By William Schomberg and Sumanta Sen
LONDON (Reuters) – The Bank of England must decide next week how much higher it will raise borrowing costs as it tries to bear down on Britain’s double-digit inflation rate without adding too much stress to an economy already close to recession.
BoE Governor Andrew Bailey said last week that inflation might have turned a corner after it fell in November and December, but at above 10% it is still more than five times the BoE’s 2% target.
Bailey has also warned that a shortage of workers could make it harder to bring down inflation by fuelling strong wage growth and creating too much heat in the economy.
The BoE was the world’s first major central bank to raise rates when it began pushing up borrowing costs in December 2021 and it is expected to announce its tenth hike in a row on Feb. 2. Investors are mostly betting on another half percentage-point increase to 4.0% and that Bank Rate will peak at 4.5% soon.
Britain’s main measure of inflation – the consumer prices index – hit a 41-year peak of 11.1% in October before edging down in November and December to stand at 10.5%.
The BoE predicted in its last forecasts, published in November, that CPI would slow to about 5% by the end of this year. That forecast might be lowered in next week’s new projections after a sharp fall in gas prices.
But the BoE may be worried by how core inflation – which excludes volatile items such as food and energy – has not fallen, and by faster price growth in the service sector, which could mean high inflation is getting embedded in the economy.
Bailey and his colleagues can take some comfort from signs that public expectations about future inflation are falling, potentially easing demands for higher pay. The YouGov/Citi measure of inflation expectations in five to 10 years’ time – which the BoE watches closely – has fallen for four months in a row although it remains higher than before the pandemic.

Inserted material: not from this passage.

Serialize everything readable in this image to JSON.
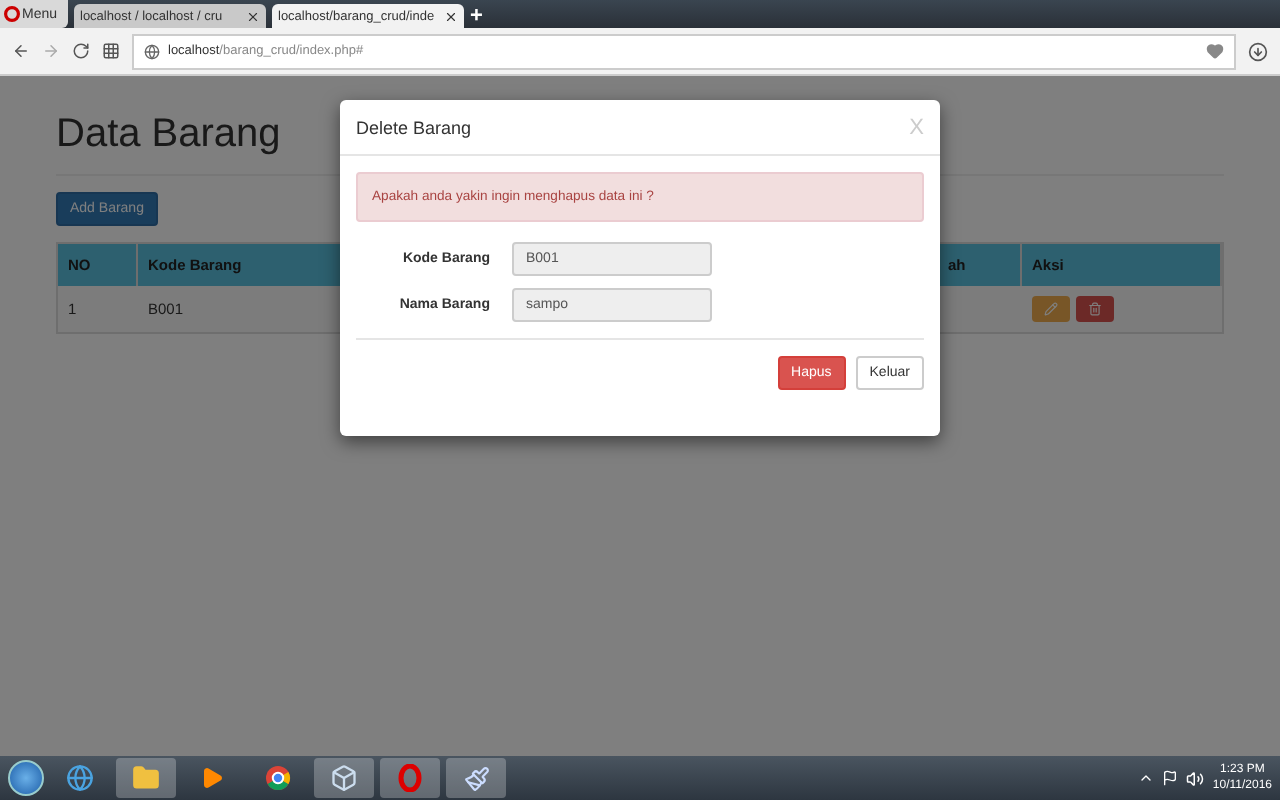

For now, however, wages excluding bonuses are rising at their fastest pace on record, other than during the COVID-19 pandemic when the data was distorted by government support. Average weekly earnings, excluding bonuses, rose by an annual 6.4% in the three months to November. But that was still not enough to protect pay from the corrosive effect of inflation.

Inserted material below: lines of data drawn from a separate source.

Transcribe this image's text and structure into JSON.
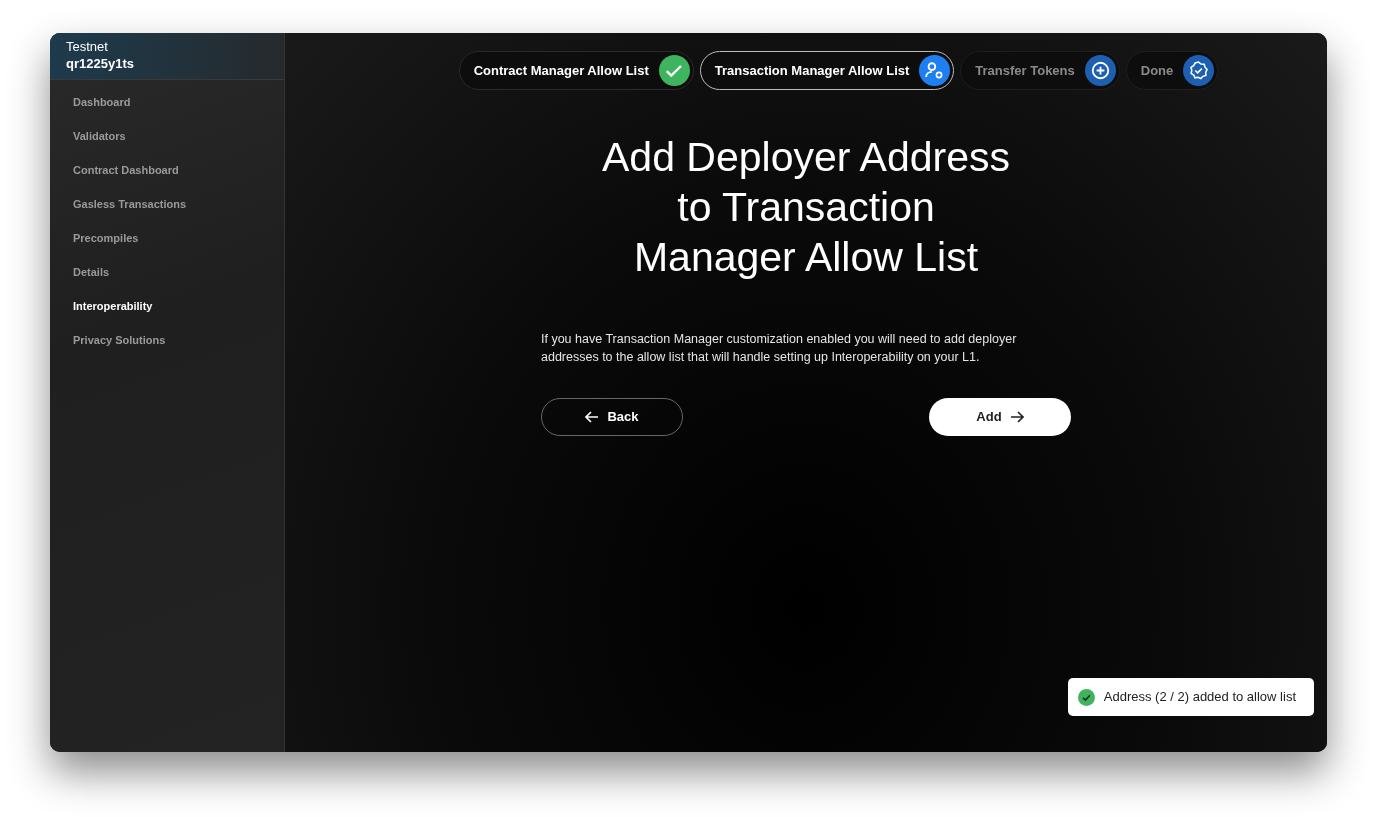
{
  "sidebar": {
    "network": "Testnet",
    "chain": "qr1225y1ts",
    "items": [
      {
        "label": "Dashboard",
        "selected": false
      },
      {
        "label": "Validators",
        "selected": false
      },
      {
        "label": "Contract Dashboard",
        "selected": false
      },
      {
        "label": "Gasless Transactions",
        "selected": false
      },
      {
        "label": "Precompiles",
        "selected": false
      },
      {
        "label": "Details",
        "selected": false
      },
      {
        "label": "Interoperability",
        "selected": true
      },
      {
        "label": "Privacy Solutions",
        "selected": false
      }
    ]
  },
  "steps": [
    {
      "label": "Contract Manager Allow List",
      "completed": true,
      "selected": false
    },
    {
      "label": "Transaction Manager Allow List",
      "completed": false,
      "selected": true
    },
    {
      "label": "Transfer Tokens",
      "completed": false,
      "selected": false
    },
    {
      "label": "Done",
      "completed": false,
      "selected": false
    }
  ],
  "title": "Add Deployer Address to Transaction Manager Allow List",
  "description": "If you have Transaction Manager customization enabled you will need to add deployer addresses to the allow list that will handle setting up Interoperability on your L1.",
  "buttons": {
    "back": "Back",
    "next": "Add"
  },
  "toast": {
    "message": "Address (2 / 2) added to allow list"
  }
}
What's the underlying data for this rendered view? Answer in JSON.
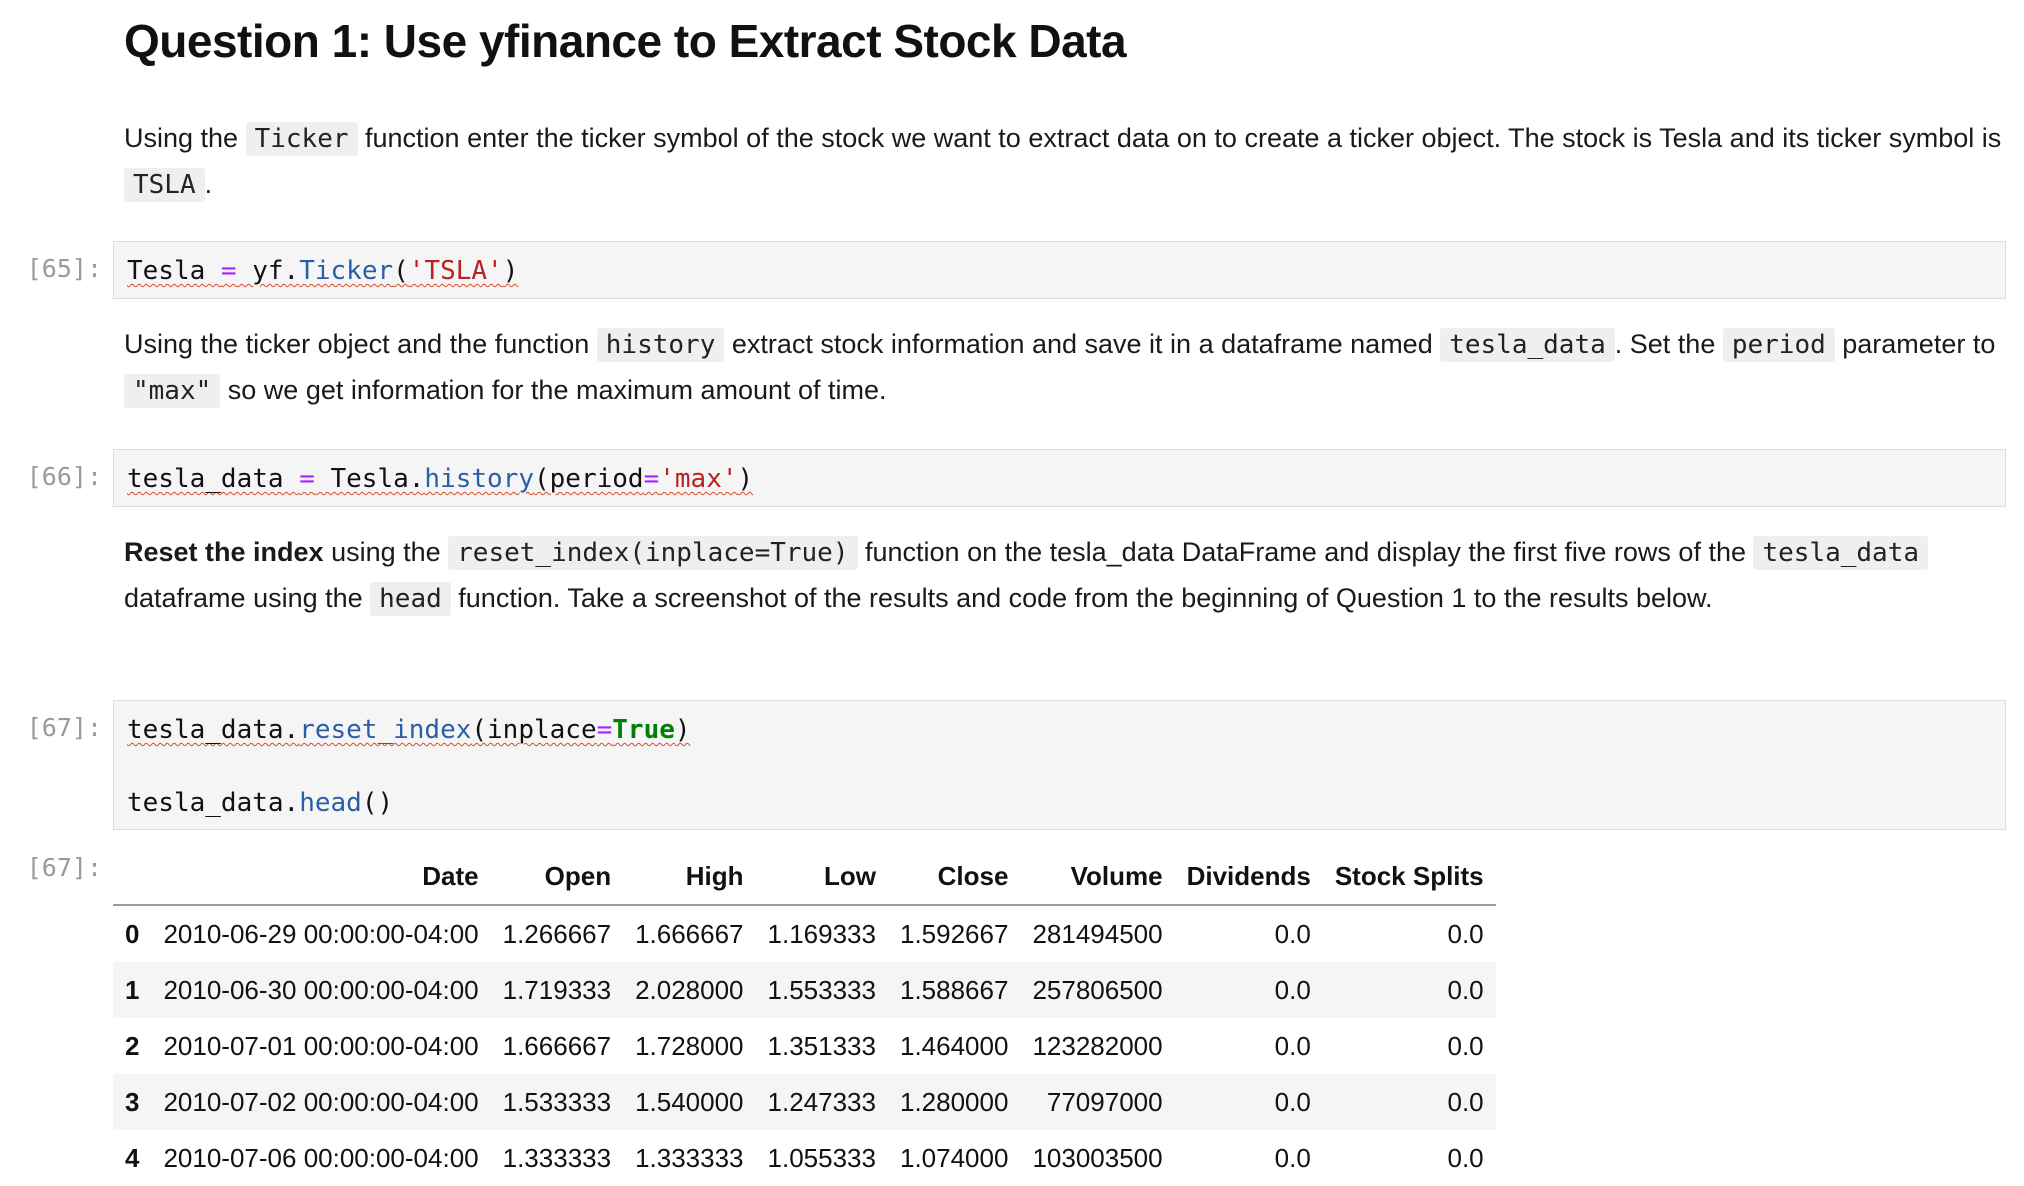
{
  "heading": "Question 1: Use yfinance to Extract Stock Data",
  "para1": {
    "t1": "Using the ",
    "c1": "Ticker",
    "t2": " function enter the ticker symbol of the stock we want to extract data on to create a ticker object. The stock is Tesla and its ticker symbol is ",
    "c2": "TSLA",
    "t3": "."
  },
  "cell65": {
    "prompt": "[65]:",
    "p1": "Tesla ",
    "p2": "=",
    "p3": " yf.",
    "p4": "Ticker",
    "p5": "(",
    "p6": "'TSLA'",
    "p7": ")"
  },
  "para2": {
    "t1": "Using the ticker object and the function ",
    "c1": "history",
    "t2": " extract stock information and save it in a dataframe named ",
    "c2": "tesla_data",
    "t3": ". Set the ",
    "c3": "period",
    "t4": " parameter to ",
    "c4": "\"max\"",
    "t5": " so we get information for the maximum amount of time."
  },
  "cell66": {
    "prompt": "[66]:",
    "p1": "tesla_data ",
    "p2": "=",
    "p3": " Tesla.",
    "p4": "history",
    "p5": "(period",
    "p6": "=",
    "p7": "'max'",
    "p8": ")"
  },
  "para3": {
    "b1": "Reset the index",
    "t1": " using the ",
    "c1": "reset_index(inplace=True)",
    "t2": " function on the tesla_data DataFrame and display the first five rows of the ",
    "c2": "tesla_data",
    "t3": " dataframe using the ",
    "c3": "head",
    "t4": " function. Take a screenshot of the results and code from the beginning of Question 1 to the results below."
  },
  "cell67": {
    "prompt": "[67]:",
    "l1p1": "tesla_data.",
    "l1p2": "reset_index",
    "l1p3": "(inplace",
    "l1p4": "=",
    "l1p5": "True",
    "l1p6": ")",
    "l2p1": "tesla_data.",
    "l2p2": "head",
    "l2p3": "()"
  },
  "output67": {
    "prompt": "[67]:",
    "columns": [
      "",
      "Date",
      "Open",
      "High",
      "Low",
      "Close",
      "Volume",
      "Dividends",
      "Stock Splits"
    ],
    "rows": [
      [
        "0",
        "2010-06-29 00:00:00-04:00",
        "1.266667",
        "1.666667",
        "1.169333",
        "1.592667",
        "281494500",
        "0.0",
        "0.0"
      ],
      [
        "1",
        "2010-06-30 00:00:00-04:00",
        "1.719333",
        "2.028000",
        "1.553333",
        "1.588667",
        "257806500",
        "0.0",
        "0.0"
      ],
      [
        "2",
        "2010-07-01 00:00:00-04:00",
        "1.666667",
        "1.728000",
        "1.351333",
        "1.464000",
        "123282000",
        "0.0",
        "0.0"
      ],
      [
        "3",
        "2010-07-02 00:00:00-04:00",
        "1.533333",
        "1.540000",
        "1.247333",
        "1.280000",
        "77097000",
        "0.0",
        "0.0"
      ],
      [
        "4",
        "2010-07-06 00:00:00-04:00",
        "1.333333",
        "1.333333",
        "1.055333",
        "1.074000",
        "103003500",
        "0.0",
        "0.0"
      ]
    ]
  }
}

The BoE sees the shrinkage of the workforce as a worrying pointer for future pressure on pay. Other rich economies are also struggling with a lack of workers but Britain’s problem has been compounded by post-Brexit restrictions on migrant workers from the European Union. The inactivity rate has edged down in recent months as more people look for work but it remains above its pre-pandemic level.

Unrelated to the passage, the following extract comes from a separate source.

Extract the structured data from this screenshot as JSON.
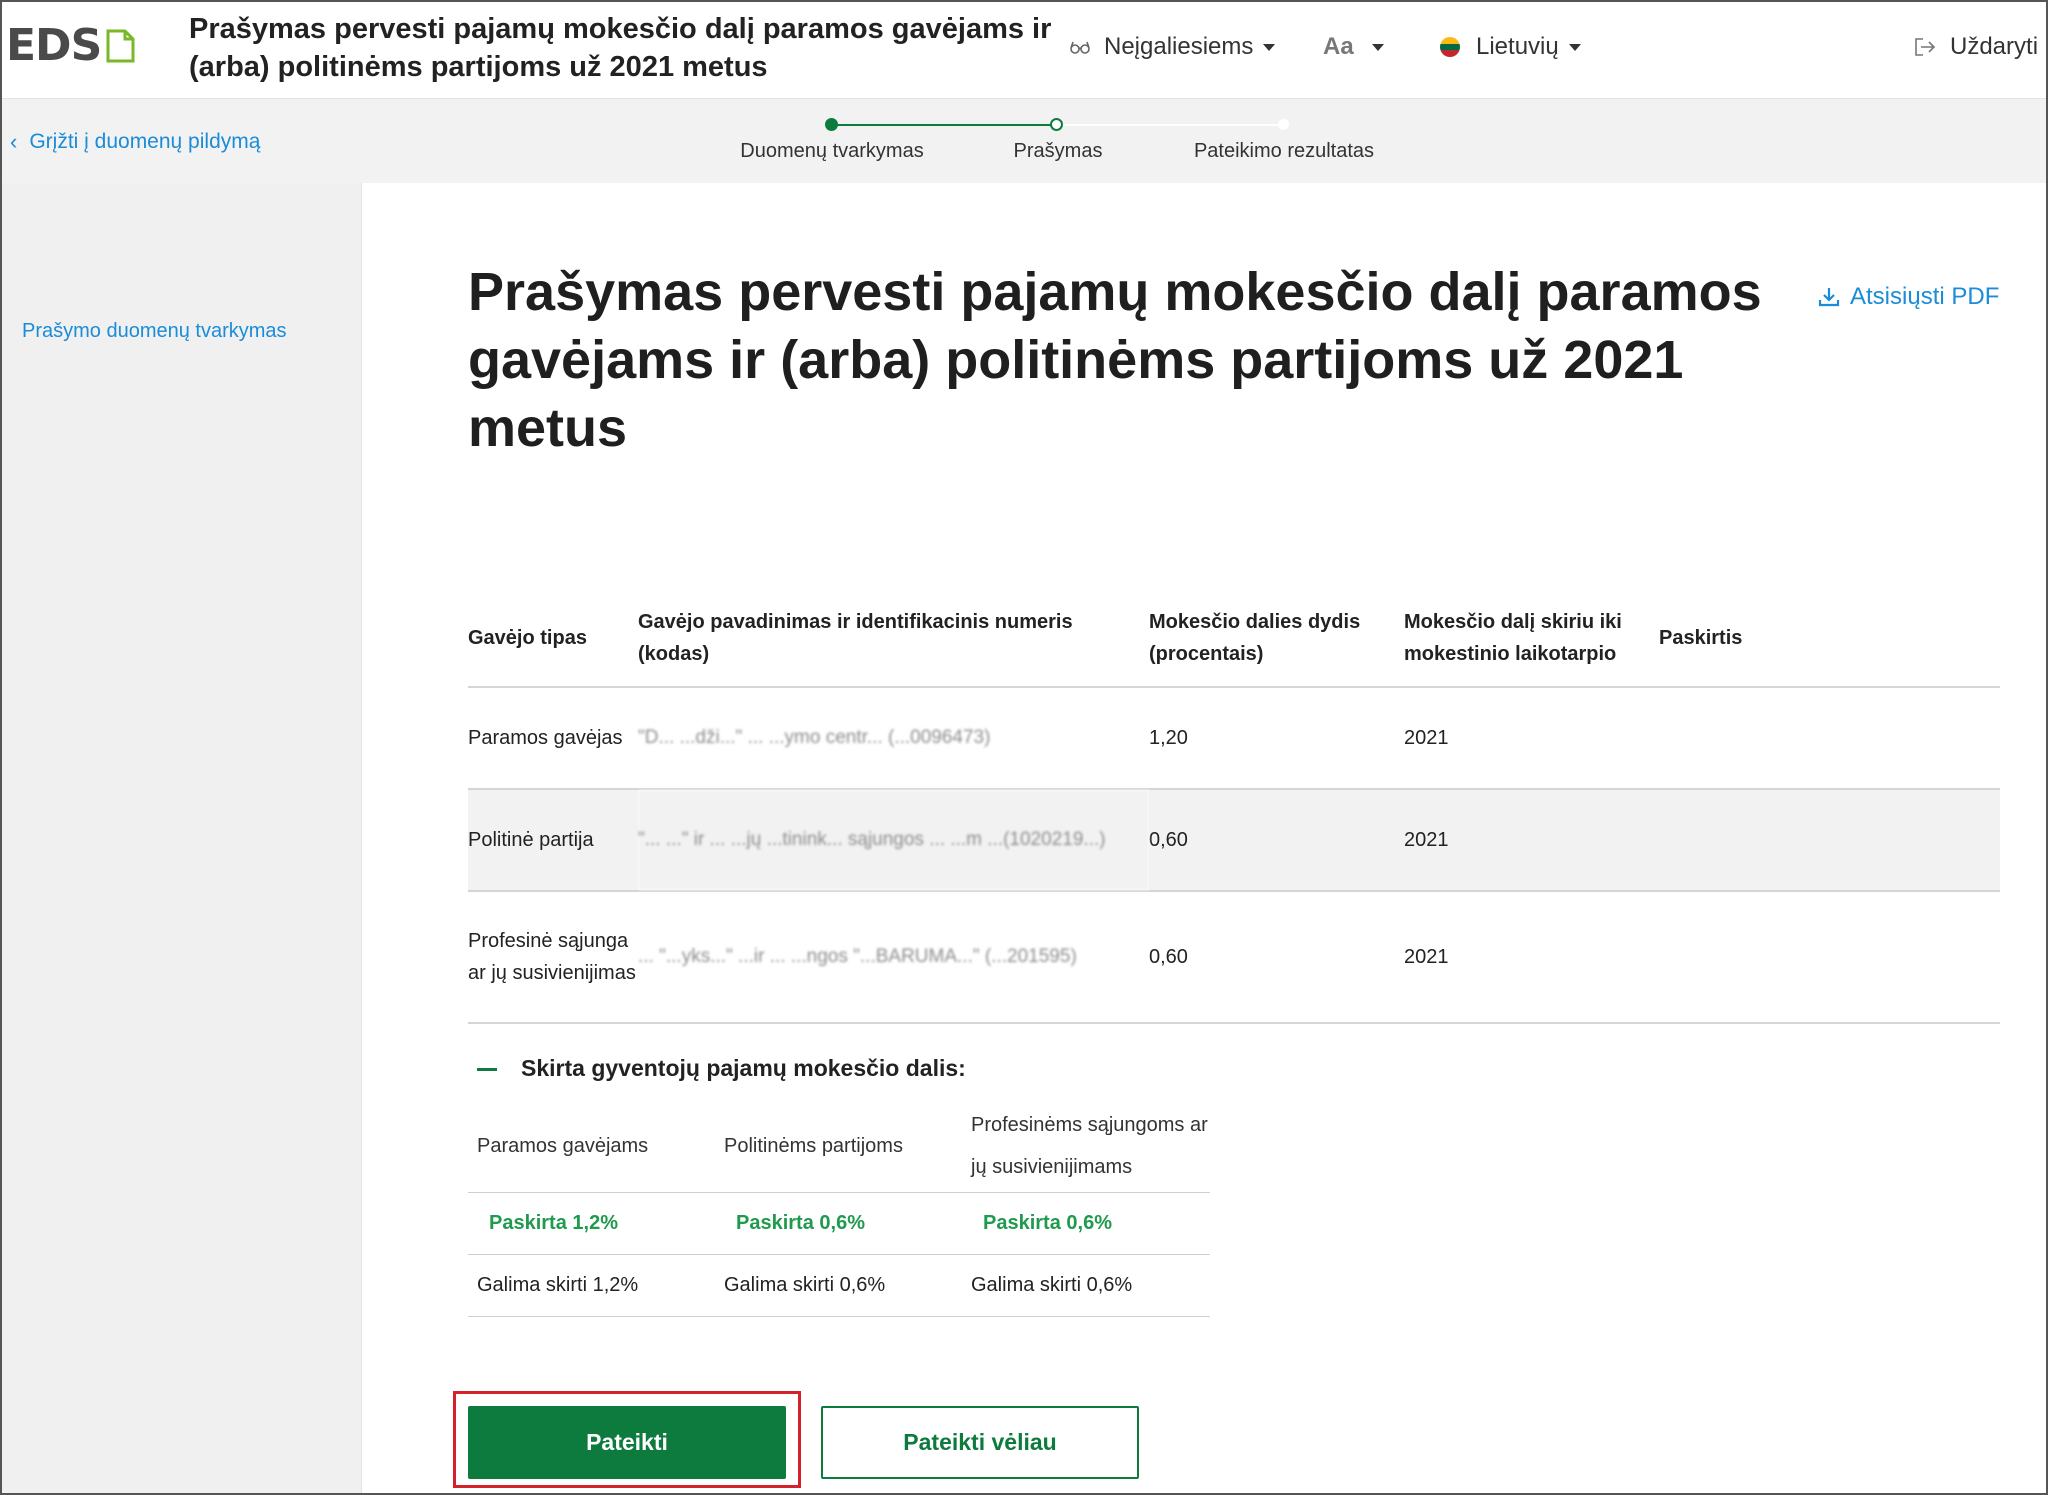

Britain’s economy seems to have dodged a recession in the second half of 2022 but economists expect it will fall into one this year, further setting back its return to its pre-pandemic size. Britain is the only Group of Seven economy yet to get gross domestic product back above its level at the end of 2019.
Britain’s consumers are the key drivers of the economy and they seem to be in no mood to spend heavily as inflation keeps on making them poorer. The GfK index of consumer confidence fell back in January after rising for three months and was close to its lowest level since the survey began in 1974.